Piet Mondrian was born Pieter Cornelis Mondriaan, Jr., on March 7, 1872, at Amersfoort, the Netherlands. Until 1908, when he started to take yearly trips to Domburg at Zeeland, Mondrian's work was pragmatic --integrating sequential on impacts of instructional landscape and still-life painting, Dutch Impressionism, and Symbolism. In 1909 a significant exhibition of his job (with this of Jan Sluijters and Cornelis Spoor) was held in the Stedelijk Museum, Amsterdam, and that same year he joined the Theosophic Society. In 1909 and 1910 he experimented with Pointillism and by 1911 had started to function in a Cubist manner. After viewing first Cubist works by Georges Braque and Pablo Picasso in the first Moderne Kunstkring exhibition in 1911 at Amsterdam,Mondrian chose to proceed to Paris. There, from 1912 to 1914, he started to develop a different abstract fashion.
Piet Mondrian Art
Mondrian saw the Netherlands when World War I broke out and averted his return to Paris. Throughout the war years in Hollande reduced his colours and geometric shapes and devised his nonobjective Neoplastic design. Back in 1917, Mondrian became one of the founders of De Stijl.

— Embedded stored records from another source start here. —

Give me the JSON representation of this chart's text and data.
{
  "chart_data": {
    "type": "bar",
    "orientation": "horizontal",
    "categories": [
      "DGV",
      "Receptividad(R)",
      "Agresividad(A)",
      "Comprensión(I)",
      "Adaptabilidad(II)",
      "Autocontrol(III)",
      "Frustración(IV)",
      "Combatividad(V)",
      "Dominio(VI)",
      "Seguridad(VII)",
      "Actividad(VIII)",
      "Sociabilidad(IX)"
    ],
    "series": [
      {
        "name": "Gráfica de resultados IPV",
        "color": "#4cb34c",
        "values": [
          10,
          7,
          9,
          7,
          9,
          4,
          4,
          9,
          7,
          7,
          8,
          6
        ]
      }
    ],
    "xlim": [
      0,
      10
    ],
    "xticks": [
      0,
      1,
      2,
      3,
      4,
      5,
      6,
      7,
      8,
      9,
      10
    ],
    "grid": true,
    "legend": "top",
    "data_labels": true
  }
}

The group, formed by Theo van Doesburg, Bart van der Leck, and Georges Vantongerloo, continued on its principles and rules of abstraction and simplification outside painting and sculpture to industrial and graphic design. Mondrian's essays on abstract art were printed in the periodical De Stijl. Back in July 1919, he returned to Paris; there that he exhibited De Stijl in 1923, but withdrew from the team after van Doesburg reintroduced diagonal elements into his job around 1925. Back in 1930, Mondrian revealed with Cercle et Carré (Circle and Square) and in 1931 united Abstraction-Création.